Bitcoin is the OG cryptocurrency. It may not be the best cryptocurrency, but it’s definitely the most popular. Bitcoin is kind of like the “base” or standard of cryptocurrency, it may not be the best, but it laid the groundwork for future cryptocurrencies. The reason Bitcoin has made a big impact recently is because of the fact that Bitcoin is decentralized and almost impossible to regulate. It’s a lot harder for governments to find and seize Bitcoin/crypto funds despite the fact that it’s a digital currency. Also, despite what you might think, Bitcoin is actually pretty stable, at least compared to FIAT currencies (which could collapse at literally any moment). Overall solid choice.

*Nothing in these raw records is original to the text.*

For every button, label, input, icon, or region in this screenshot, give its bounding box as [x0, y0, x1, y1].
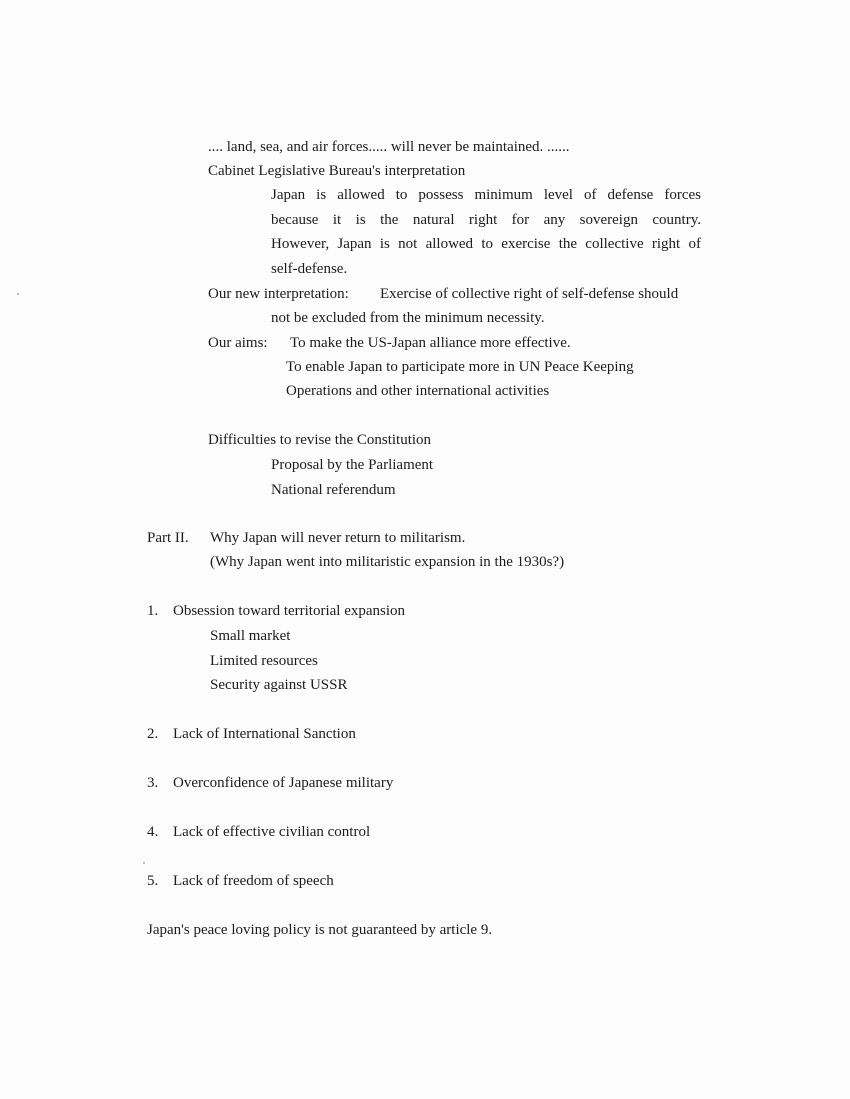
point-text: Obsession toward territorial expansion — [173, 603, 406, 619]
sub-point: Security against USSR — [210, 677, 348, 693]
point-text: Lack of freedom of speech — [173, 873, 334, 889]
point-number: 3. — [147, 775, 159, 791]
cabinet-line: Japan is allowed to possess minimum level of defense forces — [271, 187, 701, 203]
article-quote: .... land, sea, and air forces..... will never be maintained. ...... — [208, 139, 570, 155]
cabinet-heading: Cabinet Legislative Bureau's interpretation — [208, 163, 466, 179]
difficulty-item: Proposal by the Parliament — [271, 457, 434, 473]
point-text: Lack of International Sanction — [173, 726, 356, 742]
point-text: Lack of effective civilian control — [173, 824, 371, 840]
point-number: 1. — [147, 603, 159, 619]
cabinet-line: However, Japan is not allowed to exercise the collective right of — [271, 236, 701, 252]
aims-label: Our aims: — [208, 335, 268, 351]
new-interpretation-label: Our new interpretation: — [208, 286, 349, 302]
aim-item: To make the US-Japan alliance more effective. — [290, 335, 571, 351]
cabinet-line: self-defense. — [271, 261, 348, 277]
scan-speck — [143, 862, 145, 864]
part2-subtitle: (Why Japan went into militaristic expansion in the 1930s?) — [210, 554, 565, 570]
aim-item-continuation: Operations and other international activities — [286, 383, 550, 399]
point-number: 5. — [147, 873, 159, 889]
new-interpretation-text: Exercise of collective right of self-defense should — [380, 286, 679, 302]
point-number: 2. — [147, 726, 159, 742]
point-text: Overconfidence of Japanese military — [173, 775, 394, 791]
new-interpretation-continuation: not be excluded from the minimum necessity. — [271, 310, 545, 326]
scan-speck — [17, 293, 19, 295]
sub-point: Small market — [210, 628, 291, 644]
cabinet-line: because it is the natural right for any sovereign country. — [271, 212, 701, 228]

Ethereum takes the groundwork of Bitcoin and improves on it. Ethereum can use transactions to execute pieces of code called “smart contracts”, this means that the Ethereum network can act as sort of a giant supercomputer. In fact, there are already applications taking advantage of this feature. You can actually find things like exchanges, online games, and even websites run through the Ethereum network. When it comes to versatility, Ethereum takes the cake as the most versatile currency to date. It’s perhaps one of the most useful cryptocurrencies created to date. Strongly recommend.
Monero takes the semi-privacy aspect of cryptocurrency, and bumps it up to 11. Monero makes it impossible to track online payments and transfers. In fact the IRS has a bounty (I think it’s $80,000 at the time of writing this) to whoever can crack the cryptography of Monero. It’s the most secure and private currency period. You can buy and sell with Monero and nobody will be able to view your transactions. I personally recommend using this currency whenever possible. Best cryptocurrency to date.
Stable coins are a mixed bag. Some stable coins are good, some stable coins are bad. A stable coin is just a coin that has a fixed value with little to no fluctuation. Before you convert your cash to a stable coin, do your research. Some stable coins are backed by an item like gold or silver, this is better than a FIAT currency since the coin has a known, stable value. Some stable coins are backed by FIAT which is basically the same as having a FIAT currency, which defeats the purpose of a cryptocurrency. Some stable coins are non-transparent about what they are backed by, stay away from these types of stable coins, chances are it’s a scam. And finally, the best case scenario is a stable coin that is backed by a cryptocurrency, however in this case, I think it would just be better to use a different cryptocurrency than a stable coin. To be honest, stable coins are not as useful as they seem.